Des chiffres comme ceux-ci, ainsi que les discussions sur les avantages perçus de la part des entreprises technologiques, des gouvernements nationaux et des sociétés de conseil, ont tendance à dominer la couverture médiatique de l’IA. Les voix critiques sont souvent mises de côté.
Des intérêts concurrents
Au-delà des avantages économiques, les pays se tournent également vers les systèmes d’IA pour les applications de défense, de cybersécurité et militaires.
Lors du sommet britannique sur la sécurité de l’IA, les tensions internationales étaient évidentes. Même si la Chine était d’accord avec la déclaration de Bletchley faite le premier jour du sommet, elle a été exclue des événements publics le deuxième jour.
Un point de désaccord concerne le système de crédit social chinois, qui fonctionne avec peu de transparence. La loi européenne sur l’IA considère les systèmes de notation sociale de ce type comme créant un risque inacceptable.
Les États-Unis perçoivent les investissements chinois dans l’IA comme une menace pour la sécurité nationale et économique des États-Unis, notamment en termes de cyberattaques et de campagnes de désinformation.
Ces tensions sont susceptibles d’entraver la collaboration mondiale sur des réglementations contraignantes en matière d’IA.
Les limites des règles actuelles
Les réglementations existantes en matière d’IA présentent également des limites importantes. Par exemple, il n’existe pas d’ensemble clair et commun de définitions des différents types de technologies d’IA dans les réglementations actuelles des différentes juridictions.
Les définitions juridiques actuelles de l’IA ont tendance à être très larges, ce qui soulève des inquiétudes quant à leur caractère pratique. Ce large champ d’application signifie que la réglementation couvre un large éventail de systèmes qui présentent des risques différents et peuvent mériter des traitements différents. De nombreuses réglementations manquent de définitions claires du risque, de la sécurité, de la transparence, de l’équité et de la non-discrimination, ce qui pose des problèmes pour garantir une conformité juridique précise.
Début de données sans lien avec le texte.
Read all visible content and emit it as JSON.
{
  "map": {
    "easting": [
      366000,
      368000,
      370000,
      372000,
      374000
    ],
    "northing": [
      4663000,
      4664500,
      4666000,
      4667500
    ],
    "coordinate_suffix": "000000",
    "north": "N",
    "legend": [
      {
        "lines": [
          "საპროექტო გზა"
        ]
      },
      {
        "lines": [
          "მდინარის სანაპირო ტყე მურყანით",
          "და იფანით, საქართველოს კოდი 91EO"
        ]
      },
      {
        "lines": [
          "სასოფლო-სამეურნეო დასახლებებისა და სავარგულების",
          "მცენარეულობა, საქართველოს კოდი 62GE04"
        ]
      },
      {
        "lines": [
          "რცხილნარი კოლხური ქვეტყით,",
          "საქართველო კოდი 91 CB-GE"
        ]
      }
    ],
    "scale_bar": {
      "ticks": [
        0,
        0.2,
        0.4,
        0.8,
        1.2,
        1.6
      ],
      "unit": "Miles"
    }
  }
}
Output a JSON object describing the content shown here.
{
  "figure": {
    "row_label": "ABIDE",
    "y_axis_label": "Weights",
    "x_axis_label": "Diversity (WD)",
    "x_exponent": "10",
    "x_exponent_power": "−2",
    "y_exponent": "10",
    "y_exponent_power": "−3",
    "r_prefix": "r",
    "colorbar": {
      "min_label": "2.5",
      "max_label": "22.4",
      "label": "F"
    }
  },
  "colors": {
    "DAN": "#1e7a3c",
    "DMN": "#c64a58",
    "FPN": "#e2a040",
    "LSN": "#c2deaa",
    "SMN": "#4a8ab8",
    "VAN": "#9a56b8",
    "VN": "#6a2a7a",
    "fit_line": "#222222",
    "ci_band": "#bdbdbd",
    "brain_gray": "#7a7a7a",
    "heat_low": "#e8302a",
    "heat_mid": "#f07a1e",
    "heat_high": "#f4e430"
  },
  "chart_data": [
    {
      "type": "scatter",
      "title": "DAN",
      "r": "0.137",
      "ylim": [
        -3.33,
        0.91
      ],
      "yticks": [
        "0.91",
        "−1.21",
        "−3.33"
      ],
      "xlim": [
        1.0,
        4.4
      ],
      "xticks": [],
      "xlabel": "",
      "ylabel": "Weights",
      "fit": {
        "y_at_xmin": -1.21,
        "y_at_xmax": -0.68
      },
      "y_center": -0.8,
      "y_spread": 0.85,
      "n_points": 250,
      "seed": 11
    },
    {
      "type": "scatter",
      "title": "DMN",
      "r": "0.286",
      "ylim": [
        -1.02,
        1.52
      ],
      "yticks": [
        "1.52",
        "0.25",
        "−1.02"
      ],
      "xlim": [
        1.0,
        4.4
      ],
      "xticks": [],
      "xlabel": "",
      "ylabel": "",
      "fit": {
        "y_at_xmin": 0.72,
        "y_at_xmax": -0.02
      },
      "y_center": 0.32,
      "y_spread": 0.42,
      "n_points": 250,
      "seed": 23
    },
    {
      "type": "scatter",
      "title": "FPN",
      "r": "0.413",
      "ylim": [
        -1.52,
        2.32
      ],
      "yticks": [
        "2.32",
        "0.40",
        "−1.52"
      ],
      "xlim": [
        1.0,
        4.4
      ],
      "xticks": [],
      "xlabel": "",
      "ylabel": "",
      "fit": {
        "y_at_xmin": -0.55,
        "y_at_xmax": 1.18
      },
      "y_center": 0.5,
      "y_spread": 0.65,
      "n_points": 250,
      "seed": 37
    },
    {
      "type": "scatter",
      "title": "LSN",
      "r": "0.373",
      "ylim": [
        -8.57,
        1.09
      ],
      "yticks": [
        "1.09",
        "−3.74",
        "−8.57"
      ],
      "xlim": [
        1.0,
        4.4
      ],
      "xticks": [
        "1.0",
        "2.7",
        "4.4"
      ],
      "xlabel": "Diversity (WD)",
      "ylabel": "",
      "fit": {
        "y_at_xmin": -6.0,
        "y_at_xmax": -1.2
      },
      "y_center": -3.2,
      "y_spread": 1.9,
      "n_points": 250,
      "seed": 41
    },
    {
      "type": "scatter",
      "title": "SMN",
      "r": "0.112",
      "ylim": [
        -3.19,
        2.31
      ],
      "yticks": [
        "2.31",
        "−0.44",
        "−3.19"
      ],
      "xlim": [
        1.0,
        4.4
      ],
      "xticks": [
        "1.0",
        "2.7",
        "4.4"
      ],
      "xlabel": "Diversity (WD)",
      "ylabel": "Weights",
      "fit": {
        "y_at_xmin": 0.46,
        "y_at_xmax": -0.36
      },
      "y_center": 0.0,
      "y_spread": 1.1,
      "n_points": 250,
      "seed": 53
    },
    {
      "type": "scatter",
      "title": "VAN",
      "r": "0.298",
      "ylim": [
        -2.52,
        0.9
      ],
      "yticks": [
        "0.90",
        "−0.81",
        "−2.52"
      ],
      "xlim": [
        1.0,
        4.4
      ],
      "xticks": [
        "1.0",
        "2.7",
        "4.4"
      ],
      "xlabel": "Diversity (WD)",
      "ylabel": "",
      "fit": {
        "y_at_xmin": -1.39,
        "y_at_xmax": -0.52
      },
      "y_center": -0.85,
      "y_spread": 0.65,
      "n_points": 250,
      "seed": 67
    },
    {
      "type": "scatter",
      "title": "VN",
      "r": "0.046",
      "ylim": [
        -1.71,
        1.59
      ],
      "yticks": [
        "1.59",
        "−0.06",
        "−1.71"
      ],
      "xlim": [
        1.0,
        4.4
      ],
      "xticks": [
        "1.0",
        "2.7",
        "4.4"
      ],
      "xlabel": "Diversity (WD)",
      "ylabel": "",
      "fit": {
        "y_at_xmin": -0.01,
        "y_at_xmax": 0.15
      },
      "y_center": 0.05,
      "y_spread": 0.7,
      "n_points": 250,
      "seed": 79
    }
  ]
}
Nous voyons également les juridictions locales lancer leurs propres réglementations dans les cadres nationaux. Celles-ci peuvent répondre à des préoccupations spécifiques et contribuer à équilibrer la réglementation et le développement de l’IA.
La Californie a présenté deux projets de loi visant à réglementer l’IA dans l’emploi. Shanghai a proposé un système de notation, de gestion et de supervision du développement de l’IA au niveau municipal.
Cependant, une définition étroite des technologies d’IA, comme l’a fait la Chine, présente le risque que les entreprises trouvent des moyens de contourner les règles.
Avancer
Des ensembles de « meilleures pratiques » pour la gouvernance de l’IA émergent des juridictions locales et nationales et des organisations transnationales, sous la surveillance de groupes tels que le conseil consultatif de l’IA de l’ONU et le National Institute of Standards and Technology des États-Unis. Les cadres de gouvernance de l’IA existants au Royaume-Uni, aux États-Unis, dans l’UE et, dans une mesure limitée, en Chine sont susceptibles d’être considérés comme des lignes directrices.
La collaboration mondiale sera étayée à la fois par un consensus éthique et, plus important encore, par des intérêts nationaux et géopolitiques.